CRISPR systems are derived from bacterial adaptive immune systems and are applied in plants, animals, and human clinical trials.

Practical example — bacterial production of human insulin (overview)

Typical workflow to produce human insulin using bacteria:

Obtain the insulin gene
- Isolate the human insulin gene from human DNA or synthesize the gene in the lab.
Prepare a plasmid vector
- Select a plasmid that can replicate in the target bacterial host.
- Use restriction enzymes to cut the plasmid at specific sites to open it.
Insert the insulin gene
- Create compatible ends on the insulin gene (via restriction enzyme cuts or synthesis).
- Use DNA ligase to insert (ligate) the insulin gene into the opened plasmid, creating recombinant DNA.
Create recombinant DNA
- Confirm plasmid contains the inserted insulin gene.
Transform bacteria
- Make bacteria competent (chemical treatment, heat shock, or electroporation) to take up the plasmid.
- Use selectable markers (for example, antibiotic resistance) to identify transformed cells.
Grow and amplify
- Culture transformed bacteria so each cell divides and propagates the plasmid; scale up culture to increase protein yield.
Purify and process
- Isolate and purify the produced insulin protein from bacterial cultures.
- Perform processing/refolding or cleavage steps required to obtain functional, safe insulin.
Quality control and regulatory steps
- Test purity, activity, and safety according to pharmaceutical regulations before clinical use.

Alternative delivery/editing methods — quick recap

Viral vectors: package gene of interest into modified viruses to infect target cells.
Microinjection: inject DNA directly into cell cytoplasm or nucleus (commonly used for embryos).
Gene gun: accelerate DNA-coated particles into cells (useful for plant transformation).
CRISPR–Cas9: design guide RNA to target a precise sequence; Cas9 cuts and enables deletion or insertion at that site.

Applications

Medicine: production of therapeutic proteins (insulin, clotting factors, human growth hormone), gene therapies, and clinical trials.
Agriculture: crops engineered for pest resistance, herbicide tolerance, drought resistance, or bioremediation.
Animals and research: disease-resistant livestock (for example, avian influenza–resistant chickens) and genetically engineered model organisms (mice) for studying gene function.

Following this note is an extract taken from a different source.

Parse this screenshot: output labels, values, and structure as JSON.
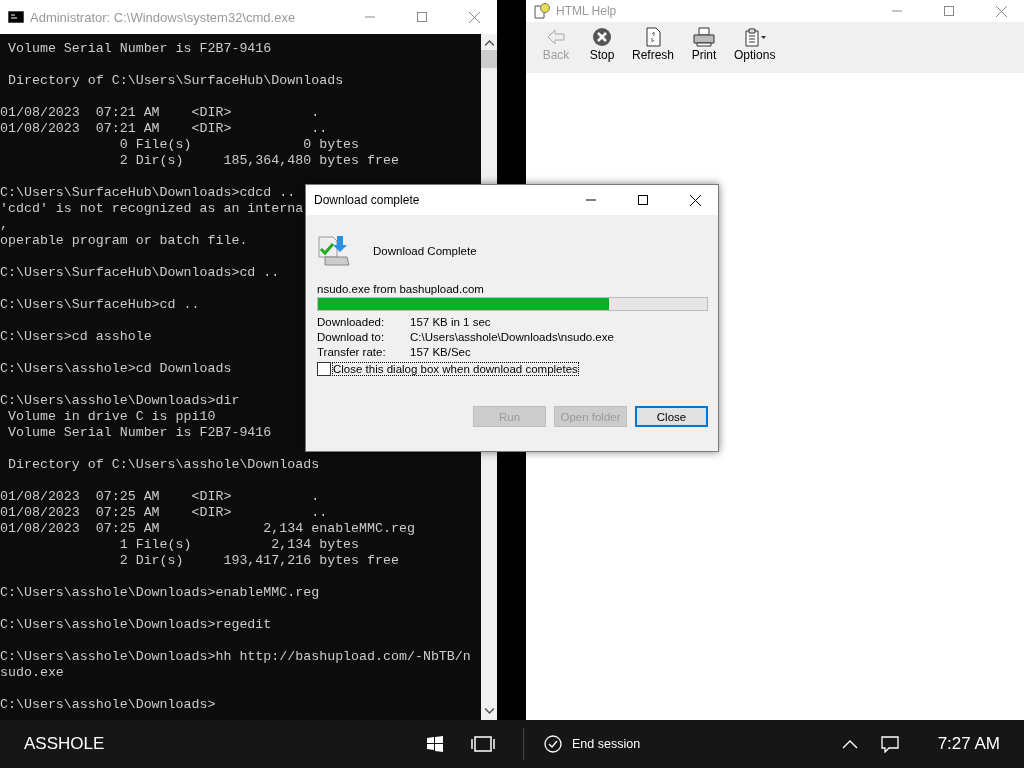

Ethical and societal considerations

Examples of issues to evaluate:

Animal welfare: impacts on engineered animals and their wellbeing.
Environmental/ecological risks: potential gene flow to wild populations and unintended ecological consequences.
Equity and access: who benefits from technologies and who bears the risks.
Need for regulation, oversight, and ongoing bioethical discussion.

Careers

Genetic engineering is a growing field with expanding career opportunities across research, biotechnology, medicine, agriculture, and regulatory sectors.